Switching to Emacs
I’ve been trying something new this week - that fresh, modern editor knows as Emacs. Emacs itelf isn’t actually new, of course (it’s actually older than I am). Still, it’s exciting to have discovered it, just as I have previously been excited to discover vinyl records, typewriters, The Pixies, sushi, Woody Allen, Apple computers, Charles Mingus, Linux, Python, and espresso, things which had existed for years without my noticing, but which I suddenly developed an appreciation for.

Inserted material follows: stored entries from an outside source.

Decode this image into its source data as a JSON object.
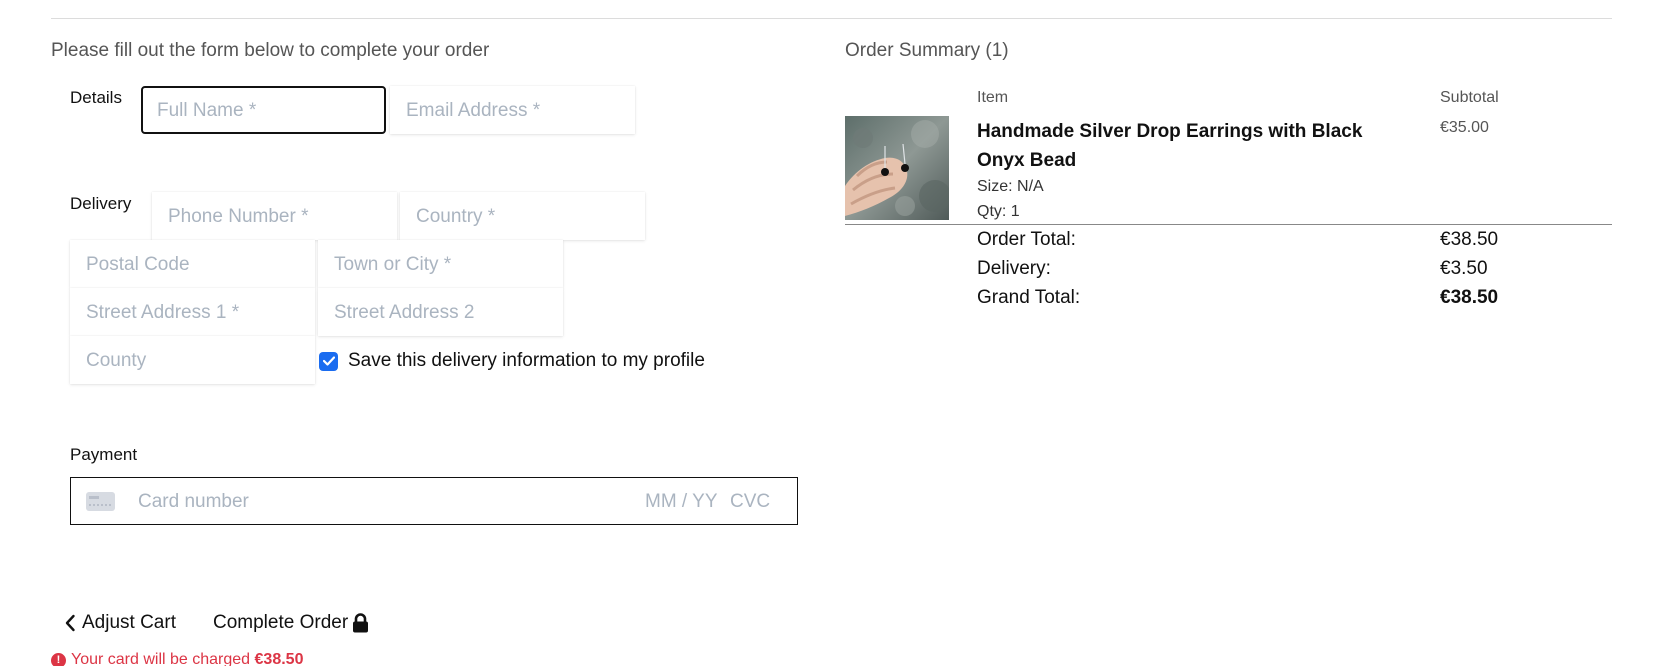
{
  "intro_text": "Please fill out the form below to complete your order",
  "details": {
    "label": "Details",
    "full_name_placeholder": "Full Name *",
    "email_placeholder": "Email Address *"
  },
  "delivery": {
    "label": "Delivery",
    "phone_placeholder": "Phone Number *",
    "country_placeholder": "Country *",
    "postal_placeholder": "Postal Code",
    "town_placeholder": "Town or City *",
    "street1_placeholder": "Street Address 1 *",
    "street2_placeholder": "Street Address 2",
    "county_placeholder": "County",
    "save_info_label": "Save this delivery information to my profile",
    "save_info_checked": true
  },
  "payment": {
    "label": "Payment",
    "card_number_placeholder": "Card number",
    "expiry_placeholder": "MM / YY",
    "cvc_placeholder": "CVC"
  },
  "actions": {
    "adjust_cart_label": "Adjust Cart",
    "complete_order_label": "Complete Order"
  },
  "charge_notice": {
    "text": "Your card will be charged",
    "amount": "€38.50"
  },
  "summary": {
    "title": "Order Summary (1)",
    "item_header": "Item",
    "subtotal_header": "Subtotal",
    "item": {
      "name": "Handmade Silver Drop Earrings with Black Onyx Bead",
      "size": "Size: N/A",
      "qty": "Qty: 1",
      "subtotal": "€35.00"
    },
    "order_total_label": "Order Total:",
    "order_total_value": "€38.50",
    "delivery_label": "Delivery:",
    "delivery_value": "€3.50",
    "grand_total_label": "Grand Total:",
    "grand_total_value": "€38.50"
  },
  "colors": {
    "accent": "#1a6cf0",
    "danger": "#dc3545",
    "placeholder": "#aab4c0"
  }
}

Emacs had always been one of those things that I vaguely knew I might want to try eventually, but never had. Previously I’d gotten as far as reading “To save, type Control-x, Control-s”, and given it up as far too complicated. But I knew that a lot of smart people used Emacs, and Neal Stevenson’s description of it (from In The Beginning Was the Command Line) always stuck in my head:
It is colossal, and yet it only edits straight ASCII text files, which is to say, no fonts, no boldface, no underlining. In other words, the engineer-hours that, in the case of Microsoft Word, were devoted to features like mail merge, and the ability to embed feature-length motion pictures in corporate memoranda, were, in the case of emacs, focused with maniacal intensity on the deceptively simple-seeming problem of editing text.

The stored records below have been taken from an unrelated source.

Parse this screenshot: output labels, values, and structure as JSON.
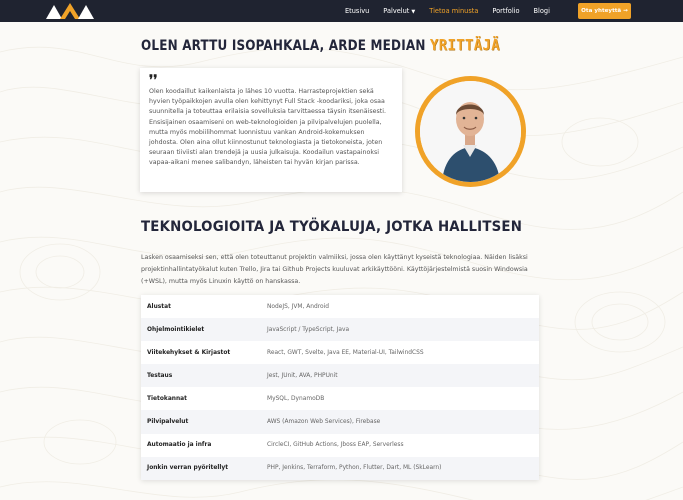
{
  "nav": {
    "links": [
      {
        "label": "Etusivu",
        "active": false
      },
      {
        "label": "Palvelut",
        "active": false,
        "dropdown": true
      },
      {
        "label": "Tietoa minusta",
        "active": true
      },
      {
        "label": "Portfolio",
        "active": false
      },
      {
        "label": "Blogi",
        "active": false
      }
    ],
    "cta_label": "Ota yhteyttä →"
  },
  "about": {
    "heading": "OLEN ARTTU ISOPAHKALA, ARDE MEDIAN",
    "heading_accent": "YRITTÄJÄ",
    "quote_mark": "❜❜",
    "quote_text": "Olen koodaillut kaikenlaista jo lähes 10 vuotta. Harrasteprojektien sekä hyvien työpaikkojen avulla olen kehittynyt Full Stack -koodariksi, joka osaa suunnitella ja toteuttaa erilaisia sovelluksia tarvittaessa täysin itsenäisesti. Ensisijainen osaamiseni on web-teknologioiden ja pilvipalvelujen puolella, mutta myös mobiilihommat luonnistuu vankan Android-kokemuksen johdosta. Olen aina ollut kiinnostunut teknologiasta ja tietokoneista, joten seuraan tiiviisti alan trendejä ja uusia julkaisuja. Koodailun vastapainoksi vapaa-aikani menee salibandyn, läheisten tai hyvän kirjan parissa."
  },
  "tech": {
    "heading": "TEKNOLOGIOITA JA TYÖKALUJA, JOTKA HALLITSEN",
    "paragraph": "Lasken osaamiseksi sen, että olen toteuttanut projektin valmiiksi, jossa olen käyttänyt kyseistä teknologiaa. Näiden lisäksi projektinhallintatyökalut kuten Trello, Jira tai Github Projects kuuluvat arkikäyttööni. Käyttöjärjestelmistä suosin Windowsia (+WSL), mutta myös Linuxin käyttö on hanskassa.",
    "rows": [
      {
        "key": "Alustat",
        "value": "NodeJS, JVM, Android"
      },
      {
        "key": "Ohjelmointikielet",
        "value": "JavaScript / TypeScript, Java"
      },
      {
        "key": "Viitekehykset & Kirjastot",
        "value": "React, GWT, Svelte, Java EE, Material-UI, TailwindCSS"
      },
      {
        "key": "Testaus",
        "value": "Jest, JUnit, AVA, PHPUnit"
      },
      {
        "key": "Tietokannat",
        "value": "MySQL, DynamoDB"
      },
      {
        "key": "Pilvipalvelut",
        "value": "AWS (Amazon Web Services), Firebase"
      },
      {
        "key": "Automaatio ja infra",
        "value": "CircleCI, GitHub Actions, Jboss EAP, Serverless"
      },
      {
        "key": "Jonkin verran pyöritellyt",
        "value": "PHP, Jenkins, Terraform, Python, Flutter, Dart, ML (SkLearn)"
      }
    ]
  },
  "colors": {
    "accent": "#f0a228",
    "nav_bg": "#1f2330",
    "heading": "#23263a"
  }
}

So this week, when I mentioned something about text editors in a conversation with my new boss, and he suggested Emacs, I was finally ready to give it a try. Actually, I was ready to do more than give it a try - I was ready to switch to Emacs as my full-time programming environment, at least for the immediate future. It’s funny how switches go - it’s not that I was necessarily unhappy with Eclipse, which I had been using, or consciously thinking “It’s time to switch text editors”. I was feeling open to change, though, and Emacs just felt right.
So far, I’m digging it. I haven’t had a chance to really play with python-mode yet, but I’ve enjoyed editing some plain text documents. Favorite features so far: Meta-q (reflow the current paragraph), and they way it figures out what you’re trying to do with indentation and alters the function of the tab key to do the right thing. Oh, and that Tetris implementation is pretty nice too!